Give, give, give, give and give. Give one another our time, our ears, our inspiration. Give one another our hearts, and don’t bother keeping score. I have been told that it is rare on any given day for this giving to be truly equal. However, over the course of a long marriage, the giving and compromise will even out.

I know we both want to have children and be good parents, together. I have been told that one of the most effective parenting tips is for us to be good to one another, especially in front of our kids. We want our kids to see us in love. I imagine this will bring children greater security, stability and serve as a template for how they will treat their future spouses.

Life is incredibly fragile. I doubt I will ever be frustrated with you. However, I’m almost certain you will be with me. When this happens, I have been told to not go to bed angry. Life is fragile and we never know what the next minute will bring. If you don’t want to talk to me, let’s make a rule. As we lay in bed, just put your foot on mine so I know you’re there, with me always. This will be an “I love you,” even if you aren’t in the mood to say it.

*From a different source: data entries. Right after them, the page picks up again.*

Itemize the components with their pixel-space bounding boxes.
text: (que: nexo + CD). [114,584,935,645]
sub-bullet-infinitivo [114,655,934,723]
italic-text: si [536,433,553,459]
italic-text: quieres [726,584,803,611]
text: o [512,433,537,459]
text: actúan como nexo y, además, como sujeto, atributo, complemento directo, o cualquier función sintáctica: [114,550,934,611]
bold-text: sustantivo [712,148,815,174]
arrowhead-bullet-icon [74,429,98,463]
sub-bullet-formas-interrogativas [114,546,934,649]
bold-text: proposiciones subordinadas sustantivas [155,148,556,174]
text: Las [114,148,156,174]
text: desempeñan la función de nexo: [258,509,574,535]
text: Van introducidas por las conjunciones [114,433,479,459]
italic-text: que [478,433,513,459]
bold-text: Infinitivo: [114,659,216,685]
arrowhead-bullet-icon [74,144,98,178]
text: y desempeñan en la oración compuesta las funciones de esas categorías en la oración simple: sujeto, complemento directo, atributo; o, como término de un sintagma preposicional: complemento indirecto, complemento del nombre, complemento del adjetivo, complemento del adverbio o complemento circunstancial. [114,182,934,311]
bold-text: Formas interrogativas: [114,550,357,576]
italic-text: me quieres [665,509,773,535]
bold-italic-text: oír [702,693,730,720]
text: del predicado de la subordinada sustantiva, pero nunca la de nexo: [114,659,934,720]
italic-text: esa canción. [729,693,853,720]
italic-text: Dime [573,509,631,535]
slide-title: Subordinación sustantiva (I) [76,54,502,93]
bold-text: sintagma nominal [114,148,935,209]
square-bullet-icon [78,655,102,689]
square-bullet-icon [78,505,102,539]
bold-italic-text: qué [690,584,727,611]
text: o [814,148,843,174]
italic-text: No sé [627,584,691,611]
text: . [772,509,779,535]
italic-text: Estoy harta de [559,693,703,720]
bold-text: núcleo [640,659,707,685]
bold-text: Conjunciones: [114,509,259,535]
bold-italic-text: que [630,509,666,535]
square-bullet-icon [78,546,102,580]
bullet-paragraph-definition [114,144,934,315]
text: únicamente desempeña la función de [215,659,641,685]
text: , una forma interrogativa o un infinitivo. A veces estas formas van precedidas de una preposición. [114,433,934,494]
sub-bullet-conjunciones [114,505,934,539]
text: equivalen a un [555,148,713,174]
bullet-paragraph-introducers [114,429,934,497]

Think toward the end. What do you want me to say about you when you’re gone? I’ve already thought about this in my case. When I’m gone and some younger person asks you to tell them about your husband, please don’t lie. It is my goal for our marriage that by the end, you will be left with an overwhelming feeling that we were best friends and we were so incredibly lucky to have found each other. I know, too, that this is what I’ll be saying about you.